As part of the order Lynskey must not approach either in person or verbally beg from any person or instructing or encouraging someone to do so on his behalf anywhere in South Yorkshire.
He is also prohibited from sitting and begging, or encouraging anyone to do the same.
Doncaster police chief Supt Neil Thomas says Lynskey was given the order following a persistent campaign of aggressive begging at Doncaster marketplace, adding that it forms part of the police’s strategy to crackdown on anti-social behaviour.
He said: “We’re very aware of the problems with aggressive begging in the marketplace, and how this affects the number of people visiting.
“After speaking with traders and Doncaster council about their concerns we have put two dedicated officers in place at the marketplace. In the run up to Christmas when there will be more people visiting the town centre we will increase that number to four.”
Police say they are unable to release a picture of Lynskey at this time.
Trader Ash Hanley, who has run the Penny’s fish stall at the marketplace for three years, says he thinks a much bigger police presence is needed to deter aggressive begging in the area.

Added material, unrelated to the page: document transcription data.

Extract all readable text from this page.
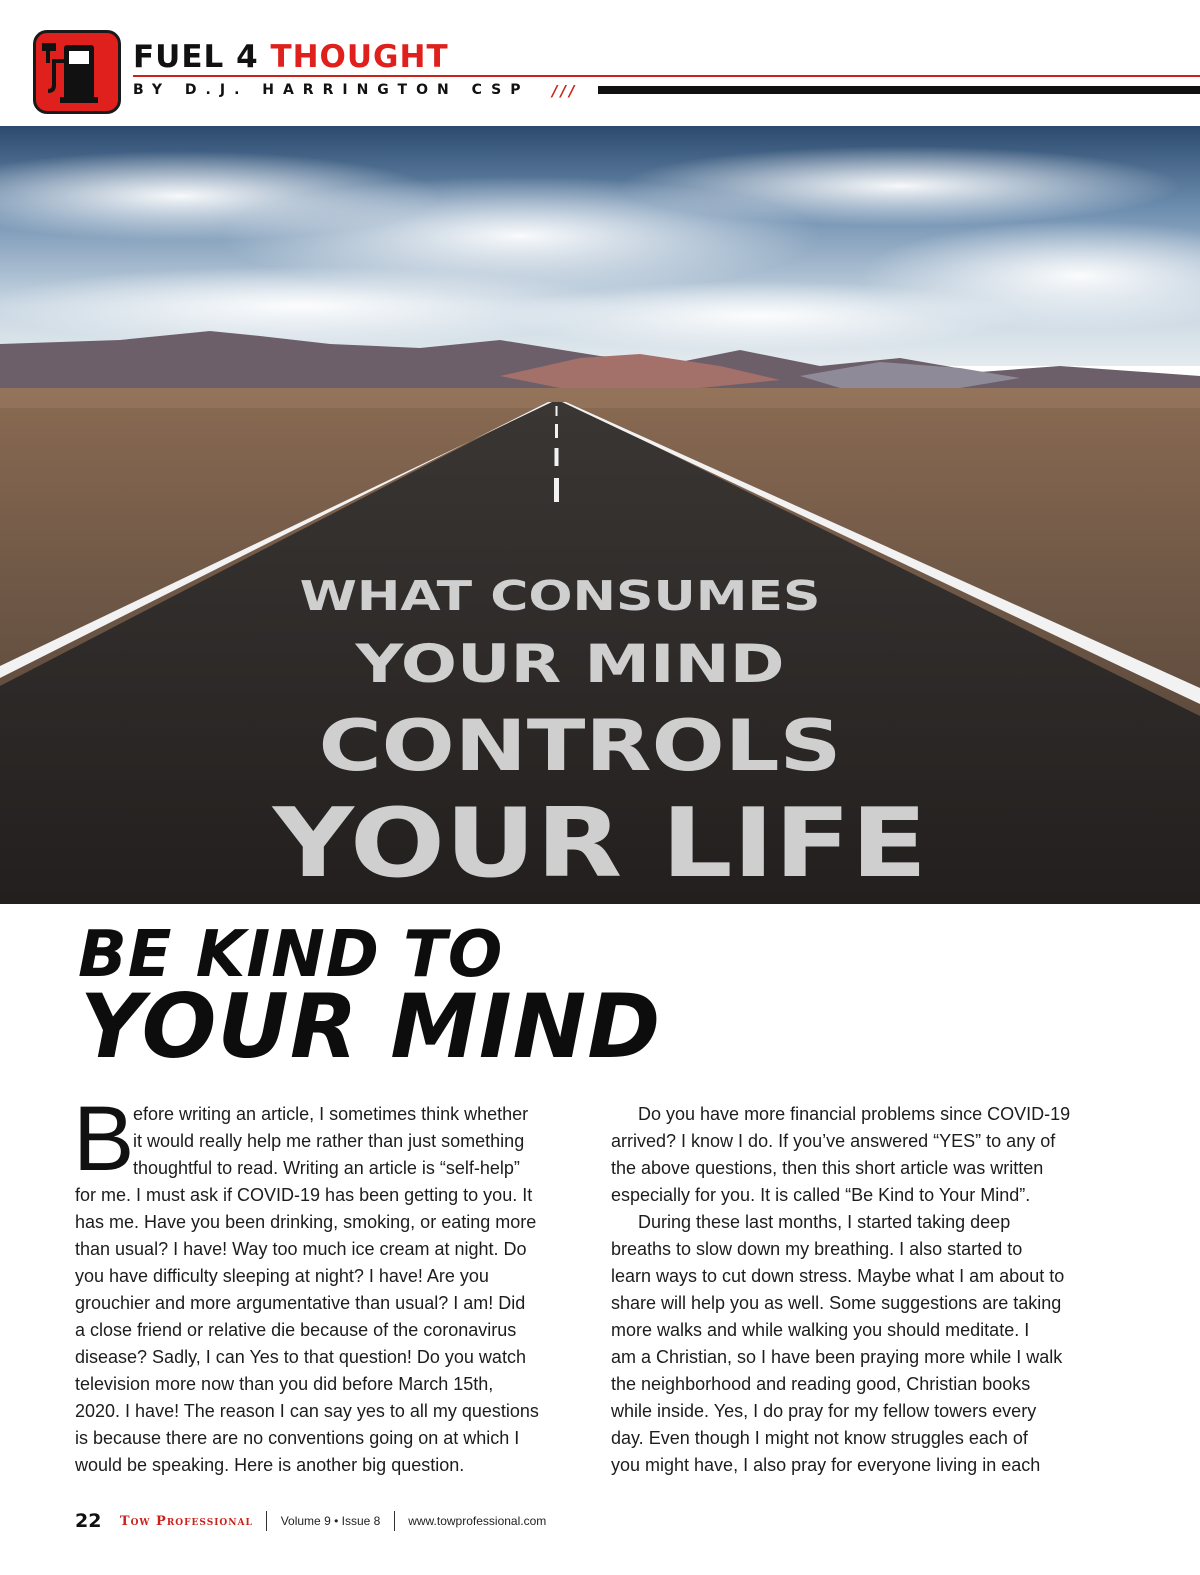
FUEL 4 THOUGHT
BY D.J. HARRINGTON CSP ///
WHAT CONSUMES
YOUR MIND
CONTROLS
YOUR LIFE
BE KIND TO
YOUR MIND
B
efore writing an article, I sometimes think whether
it would really help me rather than just something
thoughtful to read. Writing an article is “self-help”
for me. I must ask if COVID-19 has been getting to you. It
has me. Have you been drinking, smoking, or eating more
than usual? I have! Way too much ice cream at night. Do
you have difficulty sleeping at night? I have! Are you
grouchier and more argumentative than usual? I am! Did
a close friend or relative die because of the coronavirus
disease? Sadly, I can Yes to that question! Do you watch
television more now than you did before March 15th,
2020. I have! The reason I can say yes to all my questions
is because there are no conventions going on at which I
would be speaking. Here is another big question.
Do you have more financial problems since COVID-19
arrived? I know I do. If you’ve answered “YES” to any of
the above questions, then this short article was written
especially for you. It is called “Be Kind to Your Mind”.
During these last months, I started taking deep
breaths to slow down my breathing. I also started to
learn ways to cut down stress. Maybe what I am about to
share will help you as well. Some suggestions are taking
more walks and while walking you should meditate. I
am a Christian, so I have been praying more while I walk
the neighborhood and reading good, Christian books
while inside. Yes, I do pray for my fellow towers every
day. Even though I might not know struggles each of
you might have, I also pray for everyone living in each
22 Tow Professional Volume 9 • Issue 8 www.towprofessional.com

He said: “The order’s all well and good but if you haven’t got police here what’s to stop him from coming back and doing it again?”
Dave Wilkinson, Assistant Director of Assets and Trading Services, said: “We will continue to work in partnership with the police to make Doncaster town centre a safe and enjoyable place to visit.
“We know there is more work to be done, and this partnership working will be crucial in tackling the issue.”